Matt's Little Black Book
Matt Moran is the well‐known Australian chef and restaurateur of a number of successful restaurants including ARIA Sydney, ARIA Brisbane, CHISWICK, Opera Bar,Riverbar & Kitchen, North Bondi Fish and CHISWICK at The Gallery. In addition, he is the owner of ARIA Catering, an event company based in Sydney, Brisbane & exclusively at the Sydney Opera House. His restaurant business continues to grow with him recently announcing a new venue at Barangaroo on Sydney’s foreshore.
The only piece of fish I had growing up was fish fingers
Matt's Top Picks
Best New Restaurant: Fred's | Paddington
Hottest chef right now: Josh Niland | St Peter Paddington
The one to watch: Josh Niland
Best Breakfast: The 3 Blue Ducks
Best Spot for Sunday lunch: Icebergs
Matts Fav Local - Huxton's
How to eat like Matt at Huxtons
The Huxtons Breakkie Bowl
The King Salmon with Avocado & Poached Eggs
Moran Family lamb with hummus, mint salsa and a salad of chickpeas and tomatoes
Lamb
- 1 x lamb Shoulder
- 1 x rosemary Sprig
- 2 x garlic cloves
- 1 tablespoon olive oil
- salt and pepper
Pre heat oven to 115°
Place the lamb in a baking tray and drizzle with olive oil, season the lamb with salt and pepper then place the rosemary and thyme on the lamb.
Place the lamb in a pre-heated oven for 3 ½ hrs or until the lamb is tender and falls off the bone.
Hommus
- 100 g chickpeas
- 25 mls olive oil
- 15g tahini
- 1 clove garlic
- ½ lemon (juice)
- 1 teaspoon ground cumin
- ½ cup of water
Place chickpeas, olive oil, tahini, garlic, lemon juice and cumin in a blender and blitz for approximately 1 minute or until a paste is formed, add the water gradually until a puree consistency has formed, then season with salt and pepper.
Mint Salsa
- 10 g bread
- 30 mls milk
- ½ bunch mint
- ¼ cup parsley
- ½ clove garlic
- 150 mls grape seed oil
- 25 mls chardonnay vinegar
To prepare the mint salsa, soak the bread in the milk for 5 minutes then squeeze out all excess milk.
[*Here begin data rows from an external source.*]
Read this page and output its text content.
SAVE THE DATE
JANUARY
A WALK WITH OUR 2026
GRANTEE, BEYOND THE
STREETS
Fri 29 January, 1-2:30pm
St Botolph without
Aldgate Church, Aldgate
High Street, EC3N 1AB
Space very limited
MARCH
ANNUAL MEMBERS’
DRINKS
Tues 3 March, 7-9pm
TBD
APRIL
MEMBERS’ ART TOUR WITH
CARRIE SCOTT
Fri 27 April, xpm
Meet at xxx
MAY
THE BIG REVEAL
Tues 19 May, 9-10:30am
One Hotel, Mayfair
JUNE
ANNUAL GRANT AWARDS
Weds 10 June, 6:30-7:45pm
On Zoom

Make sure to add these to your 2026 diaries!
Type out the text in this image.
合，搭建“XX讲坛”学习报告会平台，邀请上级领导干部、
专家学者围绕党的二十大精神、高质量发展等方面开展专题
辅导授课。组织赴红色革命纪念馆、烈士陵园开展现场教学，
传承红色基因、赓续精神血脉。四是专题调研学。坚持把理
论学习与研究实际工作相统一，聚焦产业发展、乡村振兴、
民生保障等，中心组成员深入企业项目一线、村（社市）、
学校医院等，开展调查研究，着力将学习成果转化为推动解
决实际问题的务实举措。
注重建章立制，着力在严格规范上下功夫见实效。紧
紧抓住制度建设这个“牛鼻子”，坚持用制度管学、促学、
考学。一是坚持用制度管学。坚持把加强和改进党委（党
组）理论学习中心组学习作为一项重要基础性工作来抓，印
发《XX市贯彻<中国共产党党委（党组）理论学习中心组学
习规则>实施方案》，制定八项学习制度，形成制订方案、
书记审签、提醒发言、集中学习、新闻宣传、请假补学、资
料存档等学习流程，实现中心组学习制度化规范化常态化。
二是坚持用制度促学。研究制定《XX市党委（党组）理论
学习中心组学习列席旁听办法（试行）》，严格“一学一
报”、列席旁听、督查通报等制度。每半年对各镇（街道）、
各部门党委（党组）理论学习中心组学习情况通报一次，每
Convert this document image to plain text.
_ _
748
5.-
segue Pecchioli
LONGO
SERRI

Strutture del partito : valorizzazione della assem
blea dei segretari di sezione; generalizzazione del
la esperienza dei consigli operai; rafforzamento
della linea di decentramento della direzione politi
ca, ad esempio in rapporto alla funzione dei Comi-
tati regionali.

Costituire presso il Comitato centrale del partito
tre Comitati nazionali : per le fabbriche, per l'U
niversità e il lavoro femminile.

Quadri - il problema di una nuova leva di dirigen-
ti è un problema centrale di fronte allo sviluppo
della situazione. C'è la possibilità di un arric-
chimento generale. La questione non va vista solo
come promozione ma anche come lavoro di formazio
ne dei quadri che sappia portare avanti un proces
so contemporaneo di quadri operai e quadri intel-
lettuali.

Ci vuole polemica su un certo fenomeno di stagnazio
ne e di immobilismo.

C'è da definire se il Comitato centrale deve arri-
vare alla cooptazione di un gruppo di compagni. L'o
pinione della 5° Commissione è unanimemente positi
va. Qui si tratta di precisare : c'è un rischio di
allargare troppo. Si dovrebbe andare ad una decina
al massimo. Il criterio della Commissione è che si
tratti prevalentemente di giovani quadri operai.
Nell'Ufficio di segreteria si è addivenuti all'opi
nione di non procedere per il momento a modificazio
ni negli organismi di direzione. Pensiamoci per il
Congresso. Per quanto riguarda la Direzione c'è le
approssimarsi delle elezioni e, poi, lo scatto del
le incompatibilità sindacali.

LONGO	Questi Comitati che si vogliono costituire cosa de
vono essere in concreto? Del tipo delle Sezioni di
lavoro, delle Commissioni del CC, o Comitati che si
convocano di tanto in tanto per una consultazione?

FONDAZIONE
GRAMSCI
Place the soaked bread, mint, parsley, garlic and grape seed oil in the blender and blitz for approximately 30 seconds or until all the herbs have broken down. Transfer the mixture to bowl and place over ice to cool down and ensure the herbs keep their colour. Once the mixture is cool add in the vinegar and season
Tomato and Chickpea salad
- 1 punnet cherry tomatoes (halved)
- 60 g chickpeas
- ½ Spanish onion (sliced)
- 3 basil leaves
- 3 coriander leaves
- 3 sprigs of dill
- 3 sprigs of parsley
- 10 mls olive oil
- 5 mls vinegar
Place the cherry tomatoes, chickpeas, Spanish onions, and herbs in a bowl, drizzle with vinegar and olive oil then mix well.
Place the hommus on the bottom of the plate and place the lamb on top. Place a small amount of salad to one side of lamb and spoon the mint salsa over the top of the lamb and serve.